Oh course there are all the arguments on “construction carbon foot print”, and the assumption of a massive source of cash to fund such a build, but it is a solution.
Hybrid approach
Then came the Hybrid. Use electricity for the stop/start aspect of a journey and bring in the ICE. Actually this is an efficient method. In one package you have –
- the weight saving of the Hydrocarbon fuel. Its reducing weight as it burns, starts out as much less than the constant weight of the eCar battery.
- the start/stop efficiency of electric propulsion and zero consumption when coasting or stopped.
- regenerative braking to charge the battery.
- the range of the ICE.
- Charge from an electrical outlet as necessary.
But there are disadvantages as well. They are heavier than the pure ICE equivalent and as a result their MPG, while better, is not a glowing as you might expect.
I’m considering another article on this subject alone.
Conclusions
This exercise as shown that you have to consider two argument bases independently to determine if an eCar is a feasible purchase.
Save the Wallet?
Yes. As things currently stand it will be cheaper to run an eCar than an ICE car. This is so long as you are willing to take the hit on things like –
- range between recharges being shorter than “filling the tank”.

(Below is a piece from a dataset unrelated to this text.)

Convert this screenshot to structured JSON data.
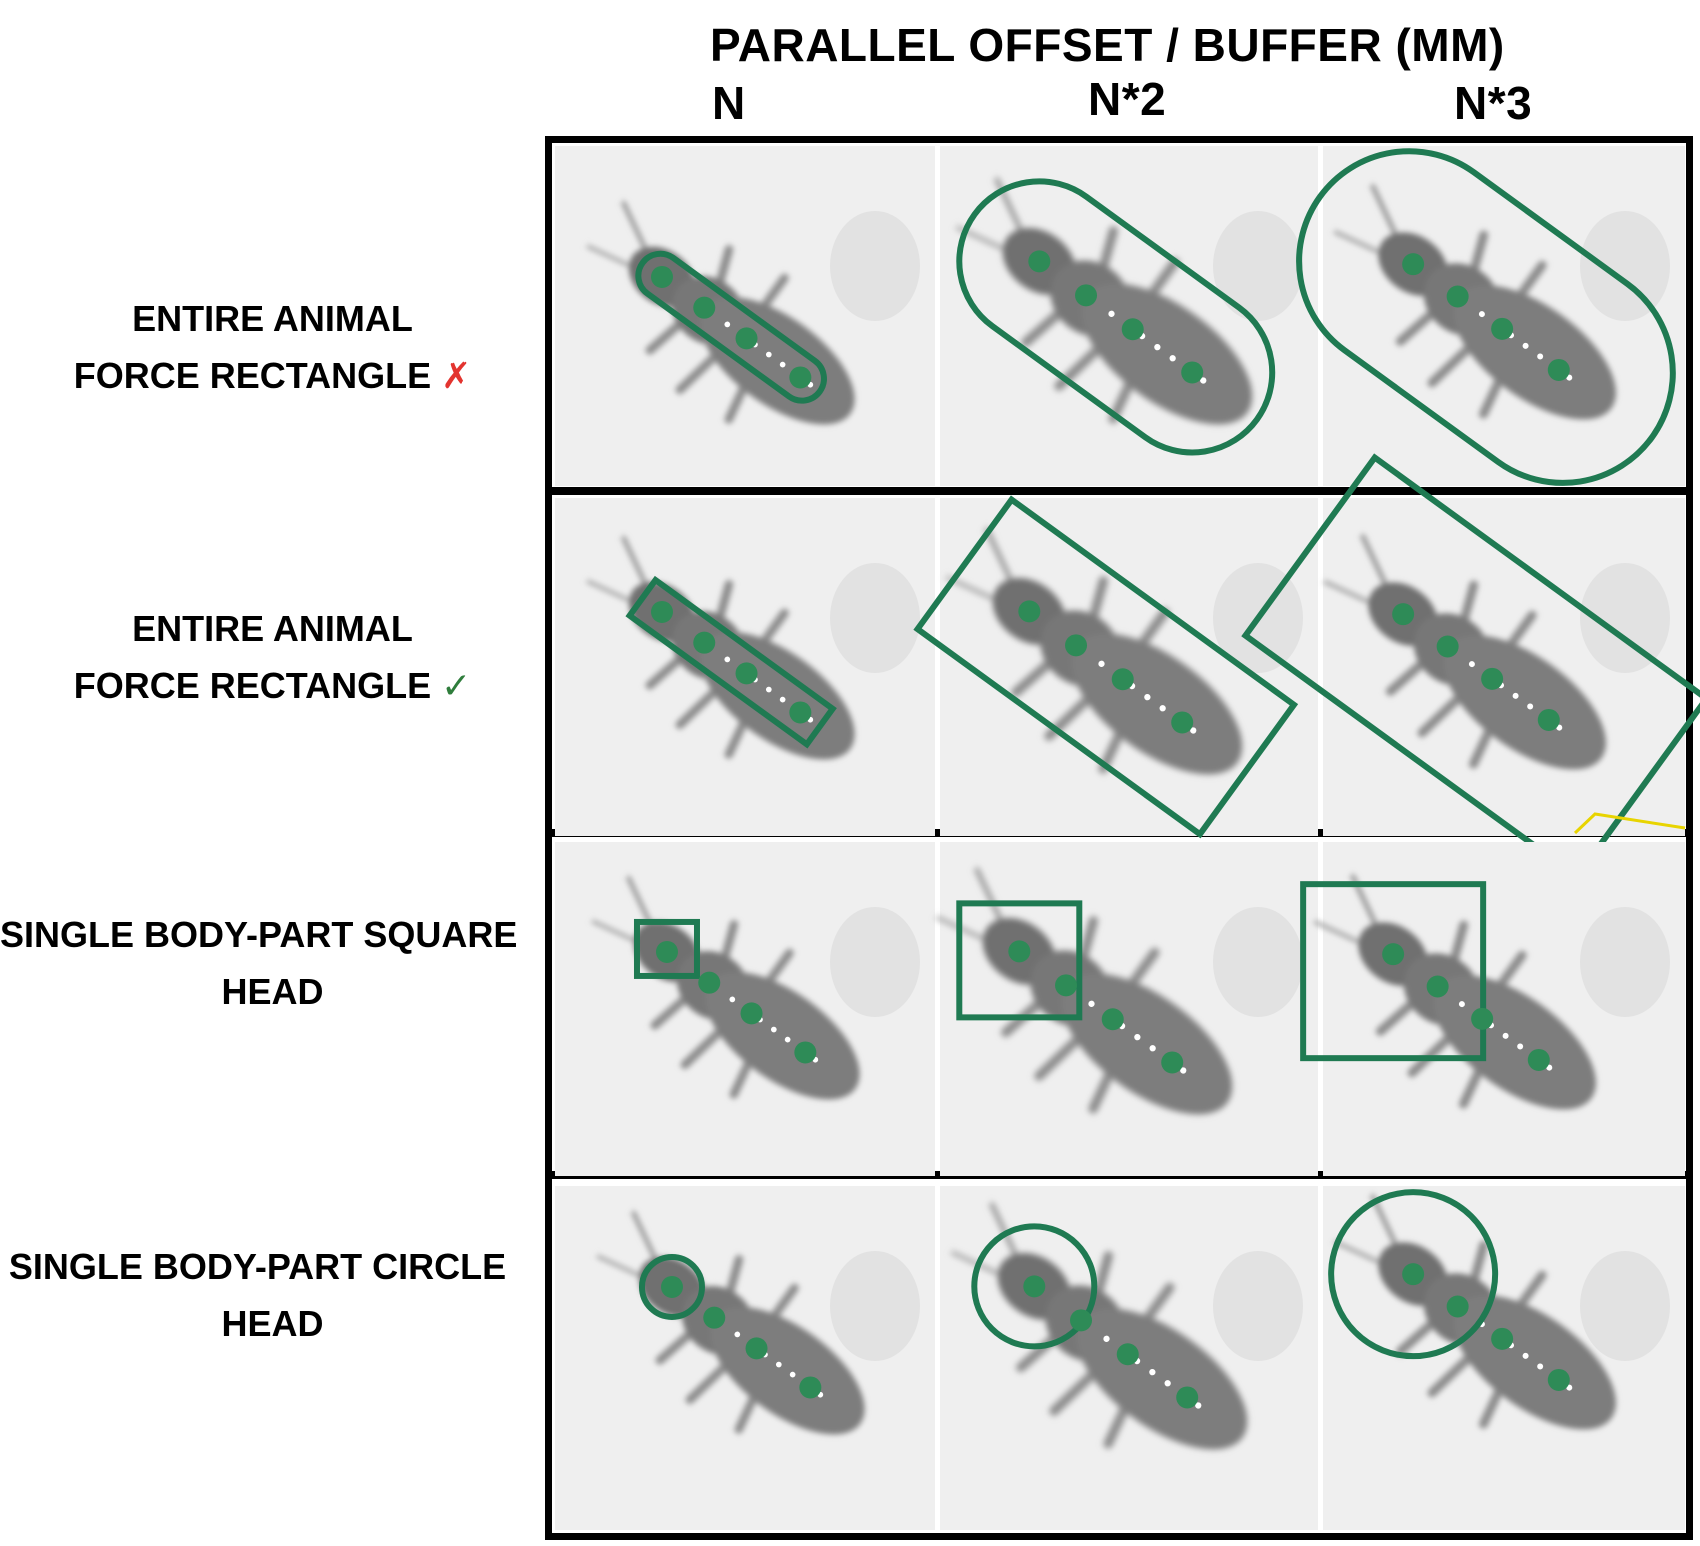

- time to recharge. Five minutes at the pump, compared to 45 minutes on “supercharger”.
- lack of ability to tow a trailer etc.
It is reasonable that technological advances will help to address these issues, but we are not there yet.
Also, as things currently stand, it is more expensive to buy said eCar against an ICE car. That needs seriously fixing, but this is unlikely in a Capitalist environment.
Save the planet?
Two aspects to this.
- The build carbon foot print will always occur, so only change the car when the old one has worn out, not as a drive to save the planet.
- Consider investing in home generation and storage of electricity as part of the plan to drive electric.